Wrongfully retained child returned to mother in Costa Rica under Hague Convention


Wrongfully retained child returned to mother in Costa Rica under Hague Convention
Posted in Michael Stangarone Posted on April 12, 2021

A recent decision offers crucial guidance on wrongful retention cases under the Hague Convention, says Toronto family lawyer Michael Stangarone.

While many cases decided under the Convention involve parental abduction between signatory countries, the mother in V. v. K. initially consented to her five-year-old daughter’s visit with the girl’s father in Sault Ste. Marie, Ont. 

The mother agreed to a two week visit, but when the father indicated his unwillingness to let her leave, the mother applied for the child’s return to Costa Rica under the Hague Convention. In his March 18 ruling, Ontario Superior Court Justice Michael Varpio sided with the mother.

 

Habitual Residence and Wrongful Retention

“The judge had to decide where the child’s habitual residence was in the context of a wrongful retention, and I think he delivers an excellent and comprehensive ruling; the analysis is spot on,” says Stangarone, a partner with MacDonald & Partners LLP, who acted for the successful mother along with fellow firm partner Kristy Maurina.

Both have significant experience litigating child abduction matters under the Hague Convention, to which both Canada and Costa Rica are signatories.

“It was also a great decision for our client, who is very relieved at the result,” Stangarone adds.

 

Complicated Matters Due to Parents' Relationship 

He says matters were complicated in the case by the on-off nature of the parents’ relationship, as well as the back-and-forth nature of the child’s residence, which alternated between Canada and Costa Rica for months at a time over the last three years. 

According to Justice Varpio’s decision, the crucial time periods were a six-month stay the child spent in B.C. between September 2019 and March 2020, followed by a further six months in Costa Rica until September 2020.

During the B.C.  visit, the mother was in Canada on a tourist visa, while the father worked a full-time job in the province. The child also attended school and was registered with a local dentist and doctor. After travelling to Costa Rica, the girl again registered with a local doctor and dentist, and began ballet lessons, while the mother also showed evidence that she was to be enrolled in school, before the trip to Sault Ste. Marie in September 2020, when the girl travelled across international borders with her grandmother to stay with her father.

In court, the father argued that the Hague Convention should not even apply to the case, claiming the child’s habitual residence had always been Canada. Alternatively, he used text messages between the parents to argue that they had agreed their daughter should stay with him for at least one year. 

 

A Question of Habitual Residence

However, after applying the hybrid test laid out in the landmark Supreme Court of Canada ruling Office of the Children’s Lawyer v. Balev, the judge found that the child’s habitual residence was Costa Rica when she left to visit Sault Ste. Marie.

Despite finding the child’s permanent residence was B.C. during her stay there, Justice Varpio concluded that the situation changed when she moved with her mother to Costa Rica in March 2020, based on the length of the stay, her enrollment in school and the father’s lack of action to bring her back to Canada. 

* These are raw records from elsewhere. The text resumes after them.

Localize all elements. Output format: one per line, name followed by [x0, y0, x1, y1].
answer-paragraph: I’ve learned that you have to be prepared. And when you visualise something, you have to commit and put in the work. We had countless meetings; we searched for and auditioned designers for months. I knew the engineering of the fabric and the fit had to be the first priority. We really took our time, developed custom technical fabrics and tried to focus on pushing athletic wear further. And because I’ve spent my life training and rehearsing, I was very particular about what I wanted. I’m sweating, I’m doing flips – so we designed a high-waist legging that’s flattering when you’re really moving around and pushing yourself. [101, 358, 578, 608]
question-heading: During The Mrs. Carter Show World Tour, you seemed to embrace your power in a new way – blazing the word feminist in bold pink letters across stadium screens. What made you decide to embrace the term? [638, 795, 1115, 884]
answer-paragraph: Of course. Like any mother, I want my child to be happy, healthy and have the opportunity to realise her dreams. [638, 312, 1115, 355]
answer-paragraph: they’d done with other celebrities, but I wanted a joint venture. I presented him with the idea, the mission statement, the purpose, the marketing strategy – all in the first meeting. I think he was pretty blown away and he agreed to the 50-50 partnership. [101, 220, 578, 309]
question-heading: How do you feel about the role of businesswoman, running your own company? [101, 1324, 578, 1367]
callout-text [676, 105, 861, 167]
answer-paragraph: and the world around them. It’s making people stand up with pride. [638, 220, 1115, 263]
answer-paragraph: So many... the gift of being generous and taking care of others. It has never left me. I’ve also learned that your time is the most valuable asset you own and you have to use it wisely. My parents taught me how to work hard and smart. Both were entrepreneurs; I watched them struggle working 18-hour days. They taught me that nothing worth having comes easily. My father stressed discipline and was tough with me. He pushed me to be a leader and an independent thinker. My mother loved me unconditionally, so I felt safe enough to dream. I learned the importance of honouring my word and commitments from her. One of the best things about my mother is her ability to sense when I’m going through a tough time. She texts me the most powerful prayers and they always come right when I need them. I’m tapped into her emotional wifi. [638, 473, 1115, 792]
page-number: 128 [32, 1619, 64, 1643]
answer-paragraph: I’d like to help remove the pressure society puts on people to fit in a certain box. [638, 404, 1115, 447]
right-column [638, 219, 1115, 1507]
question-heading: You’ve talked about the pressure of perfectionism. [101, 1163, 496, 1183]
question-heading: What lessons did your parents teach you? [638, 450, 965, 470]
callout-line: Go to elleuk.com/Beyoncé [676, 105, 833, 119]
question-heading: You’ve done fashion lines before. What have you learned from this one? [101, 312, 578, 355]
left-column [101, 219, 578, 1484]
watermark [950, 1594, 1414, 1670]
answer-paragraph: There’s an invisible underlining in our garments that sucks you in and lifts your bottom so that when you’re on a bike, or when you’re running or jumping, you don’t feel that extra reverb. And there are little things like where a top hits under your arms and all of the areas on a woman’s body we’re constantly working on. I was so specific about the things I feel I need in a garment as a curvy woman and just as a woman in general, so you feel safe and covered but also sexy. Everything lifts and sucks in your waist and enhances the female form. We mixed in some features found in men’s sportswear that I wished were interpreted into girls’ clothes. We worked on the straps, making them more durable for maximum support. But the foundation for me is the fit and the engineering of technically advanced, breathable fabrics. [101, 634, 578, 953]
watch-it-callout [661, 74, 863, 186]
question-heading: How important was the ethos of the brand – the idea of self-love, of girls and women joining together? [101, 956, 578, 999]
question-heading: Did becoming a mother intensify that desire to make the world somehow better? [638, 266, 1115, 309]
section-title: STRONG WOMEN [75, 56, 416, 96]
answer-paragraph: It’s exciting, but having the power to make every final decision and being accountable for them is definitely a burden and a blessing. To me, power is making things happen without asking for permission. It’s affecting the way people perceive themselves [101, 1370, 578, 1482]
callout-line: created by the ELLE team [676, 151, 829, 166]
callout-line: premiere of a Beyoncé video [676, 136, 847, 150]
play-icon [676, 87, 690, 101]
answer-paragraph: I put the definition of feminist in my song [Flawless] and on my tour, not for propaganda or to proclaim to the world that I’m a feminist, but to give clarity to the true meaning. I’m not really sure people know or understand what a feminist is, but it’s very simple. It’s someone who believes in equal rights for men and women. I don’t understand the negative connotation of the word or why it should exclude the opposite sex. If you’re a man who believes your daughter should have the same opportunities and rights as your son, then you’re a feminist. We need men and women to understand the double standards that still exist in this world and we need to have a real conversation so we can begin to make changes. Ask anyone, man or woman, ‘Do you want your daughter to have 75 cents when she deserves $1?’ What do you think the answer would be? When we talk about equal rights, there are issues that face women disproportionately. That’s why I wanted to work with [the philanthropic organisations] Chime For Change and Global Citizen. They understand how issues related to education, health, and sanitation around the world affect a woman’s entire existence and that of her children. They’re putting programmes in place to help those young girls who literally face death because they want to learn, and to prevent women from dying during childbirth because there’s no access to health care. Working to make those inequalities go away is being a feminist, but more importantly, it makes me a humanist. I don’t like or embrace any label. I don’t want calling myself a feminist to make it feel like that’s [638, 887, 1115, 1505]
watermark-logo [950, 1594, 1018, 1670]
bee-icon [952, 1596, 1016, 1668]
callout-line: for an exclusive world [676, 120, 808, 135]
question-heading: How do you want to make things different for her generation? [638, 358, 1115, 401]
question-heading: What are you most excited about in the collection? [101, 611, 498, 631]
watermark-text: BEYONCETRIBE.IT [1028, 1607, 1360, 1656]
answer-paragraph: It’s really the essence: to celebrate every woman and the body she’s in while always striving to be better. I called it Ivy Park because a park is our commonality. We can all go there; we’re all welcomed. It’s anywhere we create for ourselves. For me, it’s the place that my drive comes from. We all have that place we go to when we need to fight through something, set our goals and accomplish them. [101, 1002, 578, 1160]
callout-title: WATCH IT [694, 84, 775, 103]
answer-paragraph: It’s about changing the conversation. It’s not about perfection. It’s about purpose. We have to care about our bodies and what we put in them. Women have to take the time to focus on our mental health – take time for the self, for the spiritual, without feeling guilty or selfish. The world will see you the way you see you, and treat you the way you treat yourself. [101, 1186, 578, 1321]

“The critical question is where the child’s habitual residence was at the time immediately preceding the wrongful retention in September 2020, and the judge agreed with us that the focal point of her life was in Costa Rica,” Stangarone explains.

 

Social Media Evidence and Intent

He says the decision also provides useful guidance on the issue of acquiescence and the use of social media evidence.

“In family law, social media and text communication is the new frontier, because it can help demonstrate the true intentions of the parties,” Stangarone says.

The father in the case attempted to use texts between the parents to suggest that the mother had accepted the child’s stay in Ontario would be longer-term or permanent. For example, in one text, she agreed to let the child finish the school year in Ontario.

However, the judge took notice of other communications between the parties, concluding that the mother’s concessions were in fact part of her negotiations in response to the father’s abusive tactics. 

“This is not acquiescence by the mother since it was clearly made as a result of coercion,” Justice Varpio wrote.

“When you look at all the evidence, you can see that the extensions were the mother’s desperate attempt to secure the return of her child once she knows that the father is intent on keeping her there,” Maurina says.